Shrier s’interroge sur l’accueil réservé à ces filles et jeunes femmes lorsqu’elles s’appliquent pour la première fois le mot « transgenre ». Elle souligne qu’être trans ne possède pas de marqueurs scientifiques. On ne peut pas le mesurer ou l’analyser. Cela dépend de la volonté de l’individu et peut commencer par des déclarations telles que : se sentir différent, ne pas s’intégrer, se sentir mal à l’aise dans son corps.

Ce qu’elle veut dire, et c’est juste, c’est qu’il n’y a guère d’adolescente vivante qui ne réponde pas oui à ces questions. Ces sentiments sont la condition fondamentale de l’adolescence. C’est pourquoi elle préconise le principe d’une « attente vigilante » plutôt que les mots d’ordre transactivistes actuels d’affirmation et d’intervention.

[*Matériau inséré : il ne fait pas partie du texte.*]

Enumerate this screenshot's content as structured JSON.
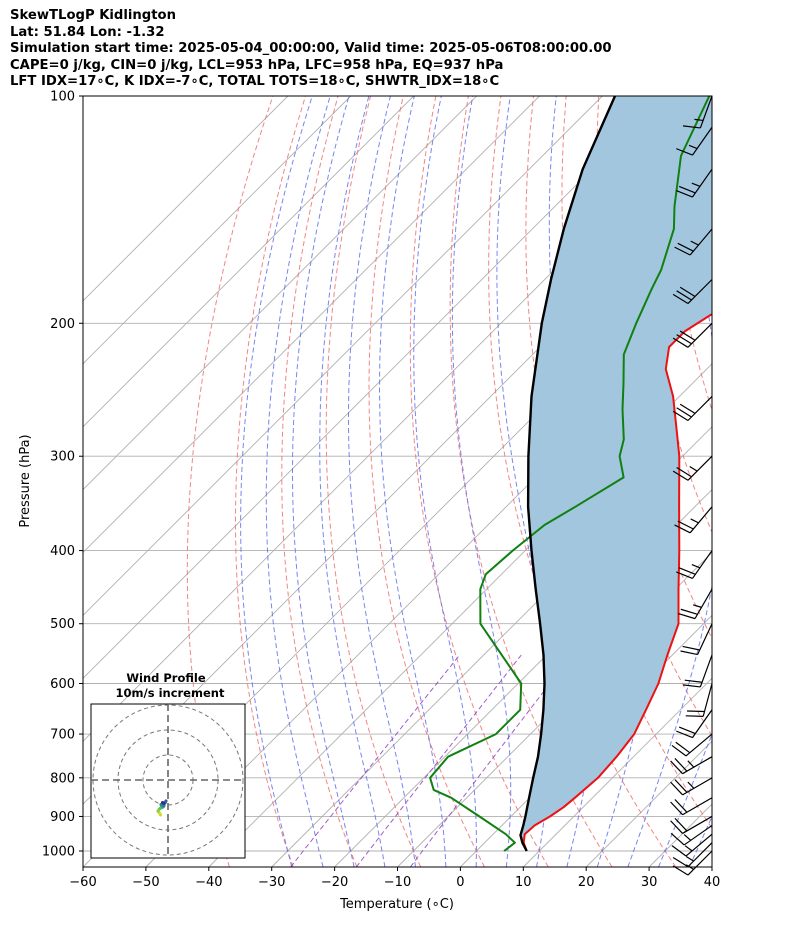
{
  "header": {
    "line1": "SkewTLogP Kidlington",
    "line2": "Lat: 51.84   Lon: -1.32",
    "line3": "Simulation start time: 2025-05-04_00:00:00, Valid time: 2025-05-06T08:00:00.00",
    "line4": "CAPE=0 j/kg, CIN=0 j/kg, LCL=953 hPa, LFC=958 hPa, EQ=937 hPa",
    "line5": "LFT IDX=17∘C, K IDX=-7∘C, TOTAL TOTS=18∘C, SHWTR_IDX=18∘C"
  },
  "colors": {
    "temperature": "#ee1111",
    "dewpoint": "#108010",
    "parcel": "#000000",
    "shade": "#a3c6df",
    "dry_adiabat": "#f07070",
    "moist_adiabat": "#6070f0",
    "mixing_ratio": "#9040c0",
    "isotherm": "#b0b0b0",
    "grid": "#b0b0b0"
  },
  "chart_data": [
    {
      "type": "line",
      "subtype": "skewt-logp",
      "xlabel": "Temperature (∘C)",
      "ylabel": "Pressure (hPa)",
      "xlim": [
        -60,
        40
      ],
      "ylim": [
        1050,
        100
      ],
      "x_ticks": [
        -60,
        -50,
        -40,
        -30,
        -20,
        -10,
        0,
        10,
        20,
        30,
        40
      ],
      "x_tick_labels": [
        "−60",
        "−50",
        "−40",
        "−30",
        "−20",
        "−10",
        "0",
        "10",
        "20",
        "30",
        "40"
      ],
      "y_ticks": [
        1000,
        900,
        800,
        700,
        600,
        500,
        400,
        300,
        200,
        100
      ],
      "y_tick_labels": [
        "1000",
        "900",
        "800",
        "700",
        "600",
        "500",
        "400",
        "300",
        "200",
        "100"
      ],
      "grid": true,
      "series": [
        {
          "name": "Temperature",
          "points": [
            [
              1000,
              8.0
            ],
            [
              975,
              6.2
            ],
            [
              950,
              5.0
            ],
            [
              925,
              5.2
            ],
            [
              900,
              6.2
            ],
            [
              875,
              6.9
            ],
            [
              850,
              7.2
            ],
            [
              800,
              7.7
            ],
            [
              750,
              7.3
            ],
            [
              700,
              6.5
            ],
            [
              650,
              4.5
            ],
            [
              600,
              2.3
            ],
            [
              550,
              -0.8
            ],
            [
              500,
              -4.0
            ],
            [
              450,
              -9.5
            ],
            [
              400,
              -15.5
            ],
            [
              350,
              -22.5
            ],
            [
              300,
              -30.5
            ],
            [
              275,
              -35.5
            ],
            [
              250,
              -41.0
            ],
            [
              230,
              -46.5
            ],
            [
              215,
              -49.5
            ],
            [
              205,
              -49.5
            ],
            [
              195,
              -48.0
            ],
            [
              185,
              -45.5
            ],
            [
              170,
              -43.0
            ],
            [
              160,
              -42.5
            ],
            [
              150,
              -44.5
            ],
            [
              140,
              -47.5
            ],
            [
              130,
              -51.0
            ],
            [
              120,
              -55.0
            ],
            [
              110,
              -59.5
            ],
            [
              100,
              -63.0
            ]
          ]
        },
        {
          "name": "Dewpoint",
          "points": [
            [
              1000,
              4.4
            ],
            [
              975,
              4.8
            ],
            [
              950,
              2.0
            ],
            [
              900,
              -5.0
            ],
            [
              850,
              -12.5
            ],
            [
              830,
              -16.5
            ],
            [
              800,
              -19.0
            ],
            [
              750,
              -19.5
            ],
            [
              700,
              -15.5
            ],
            [
              650,
              -15.5
            ],
            [
              600,
              -19.5
            ],
            [
              500,
              -35.5
            ],
            [
              450,
              -41.0
            ],
            [
              430,
              -42.5
            ],
            [
              400,
              -42.0
            ],
            [
              370,
              -41.0
            ],
            [
              350,
              -39.0
            ],
            [
              320,
              -36.0
            ],
            [
              300,
              -40.0
            ],
            [
              285,
              -42.0
            ],
            [
              260,
              -47.0
            ],
            [
              240,
              -51.0
            ],
            [
              220,
              -55.5
            ],
            [
              200,
              -58.5
            ],
            [
              180,
              -61.5
            ],
            [
              170,
              -63.0
            ],
            [
              150,
              -67.5
            ],
            [
              140,
              -71.0
            ],
            [
              120,
              -78.0
            ],
            [
              100,
              -83.0
            ]
          ]
        },
        {
          "name": "Parcel",
          "points": [
            [
              1000,
              8.0
            ],
            [
              975,
              6.0
            ],
            [
              953,
              4.5
            ],
            [
              925,
              3.4
            ],
            [
              900,
              2.3
            ],
            [
              850,
              -0.1
            ],
            [
              800,
              -2.6
            ],
            [
              750,
              -5.2
            ],
            [
              700,
              -8.3
            ],
            [
              650,
              -11.8
            ],
            [
              600,
              -15.8
            ],
            [
              550,
              -20.5
            ],
            [
              500,
              -26.0
            ],
            [
              450,
              -32.2
            ],
            [
              400,
              -39.0
            ],
            [
              350,
              -46.5
            ],
            [
              300,
              -54.5
            ],
            [
              250,
              -63.5
            ],
            [
              200,
              -73.5
            ],
            [
              175,
              -79.0
            ],
            [
              150,
              -85.0
            ],
            [
              125,
              -91.5
            ],
            [
              100,
              -98.0
            ]
          ]
        }
      ],
      "wind_barbs": [
        {
          "p": 1000,
          "dir": 225,
          "spd": 15
        },
        {
          "p": 975,
          "dir": 225,
          "spd": 15
        },
        {
          "p": 950,
          "dir": 230,
          "spd": 15
        },
        {
          "p": 925,
          "dir": 235,
          "spd": 15
        },
        {
          "p": 900,
          "dir": 240,
          "spd": 20
        },
        {
          "p": 850,
          "dir": 240,
          "spd": 20
        },
        {
          "p": 800,
          "dir": 240,
          "spd": 25
        },
        {
          "p": 750,
          "dir": 240,
          "spd": 25
        },
        {
          "p": 700,
          "dir": 230,
          "spd": 20
        },
        {
          "p": 650,
          "dir": 215,
          "spd": 20
        },
        {
          "p": 600,
          "dir": 195,
          "spd": 20
        },
        {
          "p": 550,
          "dir": 200,
          "spd": 20
        },
        {
          "p": 500,
          "dir": 205,
          "spd": 20
        },
        {
          "p": 450,
          "dir": 210,
          "spd": 25
        },
        {
          "p": 400,
          "dir": 215,
          "spd": 25
        },
        {
          "p": 350,
          "dir": 220,
          "spd": 25
        },
        {
          "p": 300,
          "dir": 225,
          "spd": 25
        },
        {
          "p": 250,
          "dir": 225,
          "spd": 30
        },
        {
          "p": 200,
          "dir": 225,
          "spd": 30
        },
        {
          "p": 175,
          "dir": 225,
          "spd": 30
        },
        {
          "p": 150,
          "dir": 220,
          "spd": 25
        },
        {
          "p": 125,
          "dir": 215,
          "spd": 25
        },
        {
          "p": 110,
          "dir": 215,
          "spd": 15
        },
        {
          "p": 100,
          "dir": 200,
          "spd": 15
        }
      ]
    },
    {
      "type": "scatter",
      "subtype": "hodograph",
      "title": "Wind Profile",
      "subtitle": "10m/s increment",
      "rings_ms": [
        10,
        20,
        30
      ],
      "points_uv": [
        [
          -3.0,
          -6.0
        ],
        [
          -3.2,
          -5.5
        ],
        [
          -3.6,
          -5.0
        ],
        [
          -4.0,
          -4.5
        ],
        [
          -3.8,
          -4.0
        ],
        [
          -3.2,
          -3.4
        ],
        [
          -2.4,
          -3.0
        ],
        [
          -2.0,
          -2.8
        ],
        [
          -2.6,
          -2.2
        ],
        [
          -1.6,
          -2.4
        ],
        [
          -2.8,
          -1.8
        ],
        [
          -1.2,
          -1.2
        ],
        [
          -0.8,
          -0.4
        ],
        [
          -1.6,
          -1.4
        ],
        [
          -2.2,
          -1.0
        ]
      ]
    }
  ]
}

Si tous ces arguments étaient académiques, il n’y aurait pas énormément d’urgence. Le problème, c’est qu’après avoir été identifié·es comme transgenres, ces jeunes adoptent des parcours qui impliquent de lourdes interventions médicales. Il y a la question des bloqueurs de puberté (autrefois utilisés pour castrer chimiquement les délinquants sexuels), et la question de savoir s’il s’agit réellement d’un moyen inoffensif de « gagner du temps », puis, plus tard, la prescription d’hormones transsexuelles et de chirurgies.

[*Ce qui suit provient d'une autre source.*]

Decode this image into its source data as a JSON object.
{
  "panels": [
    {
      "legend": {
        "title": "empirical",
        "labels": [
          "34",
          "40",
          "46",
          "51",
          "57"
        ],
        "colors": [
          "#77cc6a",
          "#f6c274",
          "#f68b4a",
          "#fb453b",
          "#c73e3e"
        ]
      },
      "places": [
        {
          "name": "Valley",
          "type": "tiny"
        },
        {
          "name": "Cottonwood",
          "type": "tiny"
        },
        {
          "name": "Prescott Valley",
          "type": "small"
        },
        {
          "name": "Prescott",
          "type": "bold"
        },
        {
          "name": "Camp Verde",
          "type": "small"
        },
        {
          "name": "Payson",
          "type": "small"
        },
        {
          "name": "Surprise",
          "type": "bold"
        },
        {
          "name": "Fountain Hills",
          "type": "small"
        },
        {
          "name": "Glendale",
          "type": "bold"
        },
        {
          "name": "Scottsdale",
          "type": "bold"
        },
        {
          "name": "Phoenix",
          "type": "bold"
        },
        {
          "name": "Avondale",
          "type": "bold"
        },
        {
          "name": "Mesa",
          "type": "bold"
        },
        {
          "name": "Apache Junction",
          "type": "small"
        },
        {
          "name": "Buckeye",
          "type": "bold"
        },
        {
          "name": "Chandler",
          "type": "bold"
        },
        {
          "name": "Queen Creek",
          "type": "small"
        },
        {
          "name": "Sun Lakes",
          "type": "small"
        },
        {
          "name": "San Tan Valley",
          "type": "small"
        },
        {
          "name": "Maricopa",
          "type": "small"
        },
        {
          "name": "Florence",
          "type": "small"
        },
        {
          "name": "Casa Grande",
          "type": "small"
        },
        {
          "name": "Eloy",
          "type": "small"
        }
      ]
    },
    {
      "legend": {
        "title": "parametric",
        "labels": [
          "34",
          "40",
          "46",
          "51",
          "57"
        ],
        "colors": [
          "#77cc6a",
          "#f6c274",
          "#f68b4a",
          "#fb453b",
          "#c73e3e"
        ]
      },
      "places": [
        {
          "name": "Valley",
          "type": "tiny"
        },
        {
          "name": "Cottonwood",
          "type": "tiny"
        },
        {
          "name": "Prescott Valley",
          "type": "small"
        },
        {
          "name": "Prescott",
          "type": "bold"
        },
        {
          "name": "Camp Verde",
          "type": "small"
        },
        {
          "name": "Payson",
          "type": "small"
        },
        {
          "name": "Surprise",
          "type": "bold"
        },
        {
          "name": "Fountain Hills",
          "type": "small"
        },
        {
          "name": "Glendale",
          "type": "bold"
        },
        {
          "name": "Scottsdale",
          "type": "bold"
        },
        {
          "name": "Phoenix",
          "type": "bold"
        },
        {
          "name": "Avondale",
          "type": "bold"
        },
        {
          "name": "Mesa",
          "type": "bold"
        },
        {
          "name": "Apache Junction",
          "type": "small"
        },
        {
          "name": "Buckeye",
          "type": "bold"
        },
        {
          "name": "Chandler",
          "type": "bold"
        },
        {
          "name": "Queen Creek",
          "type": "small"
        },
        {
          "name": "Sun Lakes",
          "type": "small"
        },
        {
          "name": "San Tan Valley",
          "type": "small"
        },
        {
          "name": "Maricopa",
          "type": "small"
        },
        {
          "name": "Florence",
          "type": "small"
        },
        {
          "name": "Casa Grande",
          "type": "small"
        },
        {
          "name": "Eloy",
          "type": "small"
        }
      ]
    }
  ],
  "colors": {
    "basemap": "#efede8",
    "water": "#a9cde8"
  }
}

Mais le blocage de la puberté n’est pas sans conséquences sur la santé, notamment le risque de suppression du développement normal de la densité osseuse et un risque accru d’ostéoporose, la perte de la fonction sexuelle, l’interférence avec le développement du cerveau et la suppression possible du QI maximal. Ce sont là les effets physiques. Il y a aussi les effets psychologiques liés au fait de rester dans un état d’enfance alors que leurs pair·es grandissent et mûrissent. Pour les filles qui veulent passer à l’âge adulte, vient ensuite la question de la testostérone, qui a elle aussi des répercussions sur la santé, notamment des risques d’atrophie vaginale, de douleurs musculaires, de crampes douloureuses dues à l’endométriose, d’orgasmes douloureux, de transpiration accrue, de mauvaise humeur et d’agressivité. Les effets constatés à long terme comprennent une augmentation des taux de diabète, d’accident vasculaire cérébral, de caillots sanguins, de cancer et de maladies cardiaques.

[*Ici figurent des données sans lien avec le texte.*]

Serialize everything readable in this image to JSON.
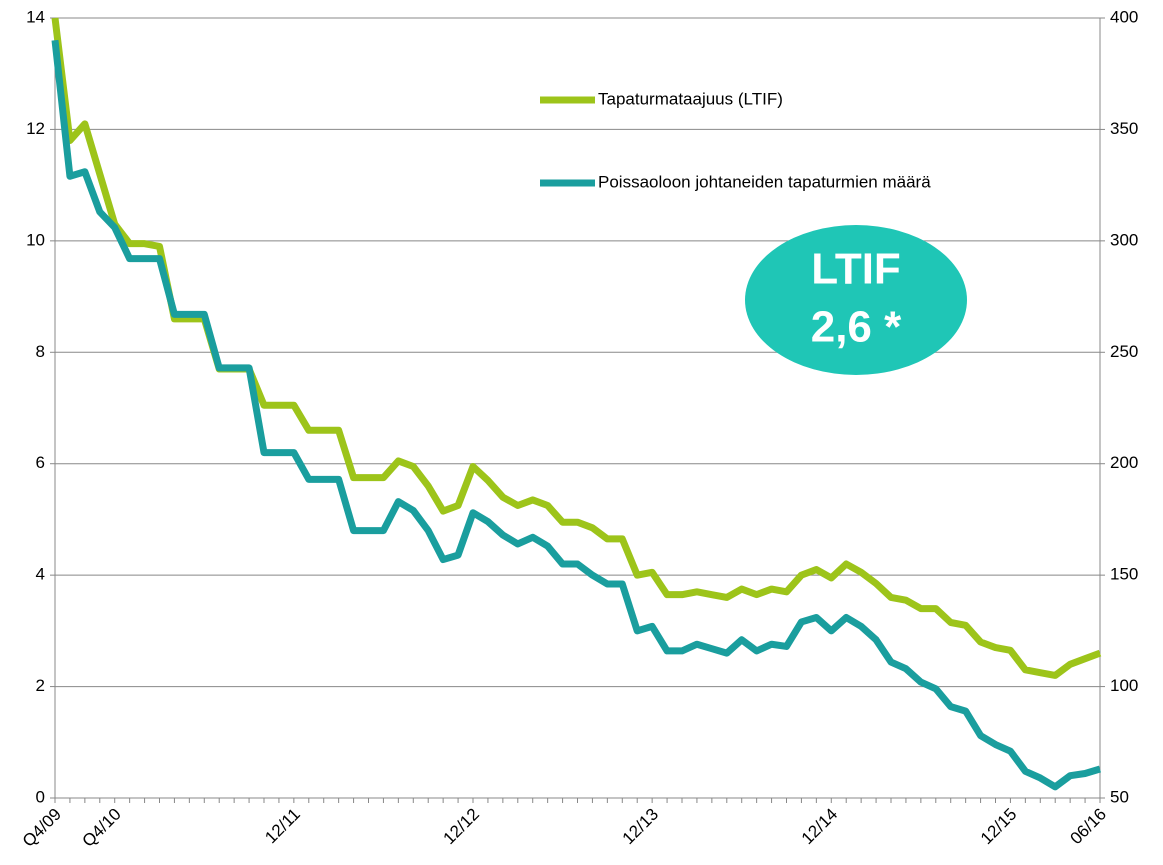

Le dernier chapitre du livre de Shrier contient une série de mesures que les parents peuvent prendre pour essayer d’améliorer le bien-être de leurs filles, et une grande partie de ces mesures consiste à célébrer ce que signifie être une femme. Elle fait remarquer à juste titre que le discours sur la féminité est bien trop souvent négatif. Au lieu de cela, dans ce livre, à côté de principes fondamentaux tels que « confisquez leur smartphone, affirmez votre autorité en tant que parent », Shrier recommande de dire aux jeunes à quel point il est merveilleux d’être une fille et de célébrer toutes les glorieuses façons dont les filles sont différentes des garçons.